As many structures and roadways were flooded in North Carolina, Wilmington, with its population of about 120,000 was completely isolated by the storm. Emergency response teams struggled to save over 900 people from floodwaters, according to the BBC. Many were locked in houses or on roofs following what North Carolina Governor Roy Cooper has called “a significant disaster that affects much of our state.” But hurricanes also provide new chances to address the problems of our health care system, because they are incidents that disrupted healthcare planning and intervention while testing the system’s strength.
UNC Health Care provided hurricane victims with a new type of service by allowing them real-time access to doctors via phone or mobile devices. “Last week, we said this was a way for UNC Health Care to serve North Carolinians during Hurricane Florence. Post-storm, we recognize a continuing need for this delivery of healthcare service for non-acute conditions. We hope this will provide some degree of relief to folks who may not be able to leave their homes or access their usual providers,” said Dr. Bill Roper, CEO of UNC Health Care. But are virtual visits good for the healthcare system on a regular basis or are they simply useful tools during a crisis?
Recent studies show serious consumer interest in various healthcare services provided virtually. According to a survey, 70 percent or more of the US respondents showed an interest in more than half of the services presented, while all of the services were of interest to at least 50 percent of respondents. Americans everywhere seem to be embracing the concept of virtual healthcare as telehealth and telemedicine services update and transform the healthcare sector. Even so, only 21 percent of the respondents claimed they have actually experienced a virtual visit.

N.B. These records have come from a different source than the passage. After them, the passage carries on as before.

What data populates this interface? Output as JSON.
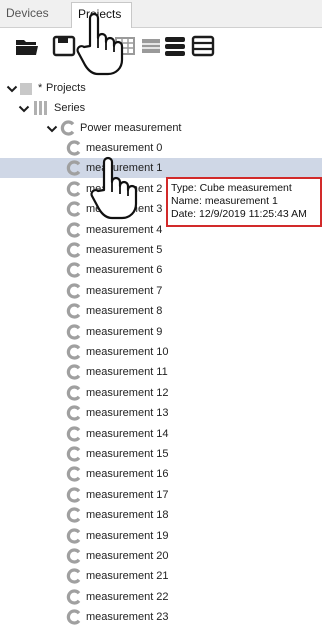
{
  "tabs": [
    {
      "label": "Devices",
      "active": false
    },
    {
      "label": "Projects",
      "active": true
    }
  ],
  "toolbar_icons": [
    "folder-open-icon",
    "save-icon",
    "grid-icon",
    "table-icon",
    "database-icon",
    "list-icon"
  ],
  "tree": {
    "root": {
      "marker": "*",
      "label": "Projects"
    },
    "series": {
      "label": "Series"
    },
    "group": {
      "label": "Power measurement"
    },
    "items": [
      "measurement 0",
      "measurement 1",
      "measurement 2",
      "measurement 3",
      "measurement 4",
      "measurement 5",
      "measurement 6",
      "measurement 7",
      "measurement 8",
      "measurement 9",
      "measurement 10",
      "measurement 11",
      "measurement 12",
      "measurement 13",
      "measurement 14",
      "measurement 15",
      "measurement 16",
      "measurement 17",
      "measurement 18",
      "measurement 19",
      "measurement 20",
      "measurement 21",
      "measurement 22",
      "measurement 23"
    ],
    "selected_index": 1
  },
  "tooltip": {
    "line1": "Type: Cube measurement",
    "line2": "Name: measurement 1",
    "line3": "Date: 12/9/2019 11:25:43 AM"
  },
  "colors": {
    "selection": "#cfd7e6",
    "tooltip_border": "#d22a2a",
    "icon_gray": "#9a9a9a",
    "dark_icon": "#1c1c1c"
  }
}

While interest is growing among Americans, virtual care providers may need to expand their services or provide new ones. By changing work for technology, automating repetitive tasks and providing patients with control over some of the decisions, virtual health can optimize doctors’ work, prevent unnecessary hospitalizations and also improve the patient experience. By allowing patients to stay independent and by including them in the decision-making process, virtual care is actually increasing their satisfaction. And by offering personalized care and flexible hours, it may also improve health outcomes. It seems that virtual health can really make a real difference in the future of healthcare, but will that guarantee the best results?
Finding the right mix of traditional services and virtual care may prove to be a sure cure, as this will provide patients with the best alternatives when it comes to care and support. Patients certainly expect to exercise that choice in the digital age. Health care providers may need to upgrade their virtual care services as they are going to disrupt patient management and healthcare models worldwide. Virtual care may prove to be critical in the future, as it provides personalized, patient-centric care.